【清水和夫の新クルマ用語解説】「ゾーン30」って? 事故多発エリアで歩行者を守る! 今後はクルマが自動判別か?

ゾーン30って?

■新シリーズ始めました~!「清水和夫先生の、今さら聞けない 新クルマ用語解説」

電気自動車や自動運転など、新しいモビリティやテクノロジーの登場によって様々な自動車関連の専門用語が日々、生まれています。普段聞き流している言葉でも、実はその意味が曖昧だったり、へぇ~そーいうことだったんだ!と気付かされることも…。

そこで! 警視庁や国土交通省などの数々の政策にアドバイザー的にも関わっている国際モータージャーナリスト・清水和夫さんが、【今さら聞けない 新クルマ用語解説】と題し、最近出現したクルマ関連の新用語を動画で解説する新コーナーがスタート!

清水和夫先生
清水和夫先生と一緒に、聞きなれない新しく誕生しているクルマ用語について勉強していきましょう!

まず最初のFile No.01は、最近そのエリアが拡大され、道路上で見かけることが多くなった「ゾーン30」について勉強していきましょう!

【File No.01 ゾーン30】ゾーン30って何!? 教えて清水和夫先生!

●30km/h以下で走ることが難しい現代のクルマ

では、ゾーン30について説明します。

ヨーロッパでもゾーン30
エリアごとに制限速度を設定しているのが、ゾーン30です。

最近、ヨーロッパの地域に行くと「ゾーン30」というエリアが物凄く明確に、道路の色分けや看板(標識)などで、「この地域の中は全部時速30km/h以内ですよ!」ということが明記されています。

規制速度は今まで看板で見ていましたけど、しかしなかなか看板だと見落としもありますので、規制速度をエリアで設定してここは30km/h以下、特に小学校があるようなところでは25km/h以下など、けっこうきめ細かく設定するような街の交通政策が増えてきています。

路面に書かれるゾーン30
看板、路面に書かれる情報で、ここがゾーン30だというっことが分かります。

それは生活空間、生活者がいるような環境の中では、自動車には少し遠慮してもらって歩行者や自転車、あるいはそこで暮らす人々の安全性を高めよう…というような政策です。

日本のゾーン30
日本の場合、住宅が密集しているためにエリア分けが難しいのが現状です。

しかし、日本の場合はどこが一般道でどこが街中なのか?が分かりにくいんです。一般道の中に家があったりなど密集していますからね。なので日本はなかなか「ゾーン30」というふうに切り分けが難しいんです。

が、ただ都市部の中では必ず住宅地、あるいは歩行者の交通事故が起こるような場所ではゾーン30、ゾーン20という政策が必要です。

ゾーン30って?
路面にこのように書かれていれば分かりやすいですね。

しかし今、30km/hの看板が出ている街中でも多くの車両が多分、30km/h以上なんですね。それは別にスピードを出したくて出しているというよりも、30km/hというスピードで走ることが現代のクルマにとっては、逆に凄く難しいんです。

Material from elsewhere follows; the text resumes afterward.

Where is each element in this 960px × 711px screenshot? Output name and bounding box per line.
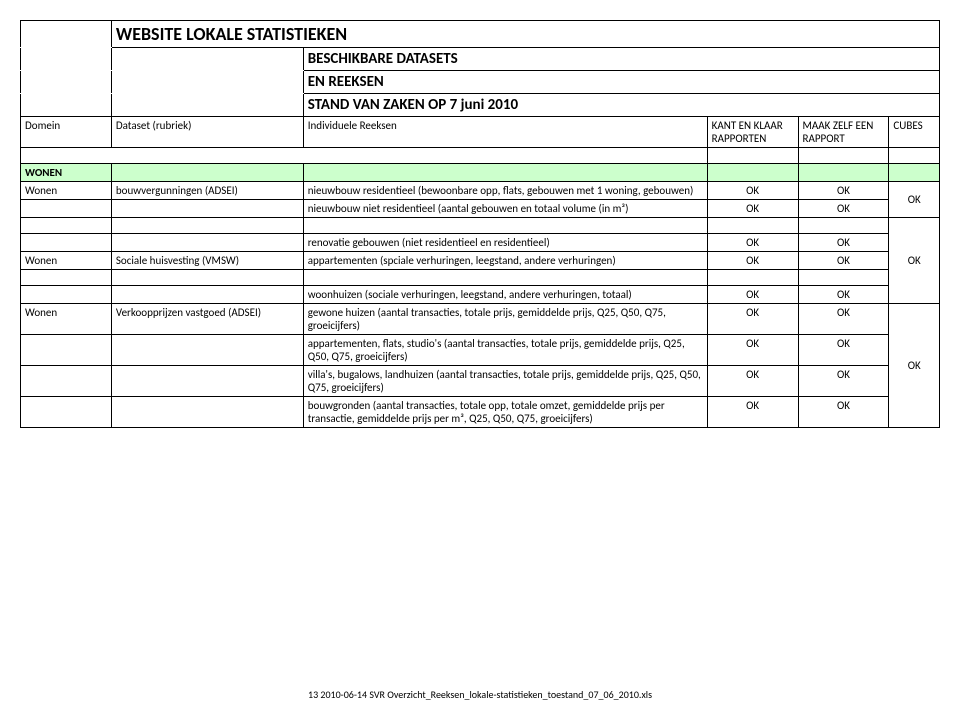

ちょっとアクセルを踏んだだけで、すぐにスピードが出てしまいます。特に、電動車両の場合はエンジンの音がしなくて静かですから、速度のスピード感がない…ということもあって、もうそれをエリアで括ってしまおう!ということなのです。

看板
速度規制表示+イラスト入りの看板があると分かりやすいです。

今後の対策として、「スピード・アダクティブ・リミット」というのがあり、IoT(アイ・オーティー/Internet of Things)、ITを使って「その地域に入ったら30km/h!」というルールをクルマのほうに教えて、クルマのメーターパネルなどに「今ここはゾーン30、30km/hですよ!」ということを自動的に教えたり、あるいはスピードを自動的に調整したり。そういうことを今、政策としては検討中です。

清水和夫先生
今後も新クルマ用語について分かりやすく解説していきます!次回は「MaaS」です。

いずれにしても、最近の交通事故の実態は、生活道路の中で起きる歩行者、自転車の重傷死亡事故が増えていますから、それをいかに減らしていくのか? これはもう日本の大きな課題として挙げられます。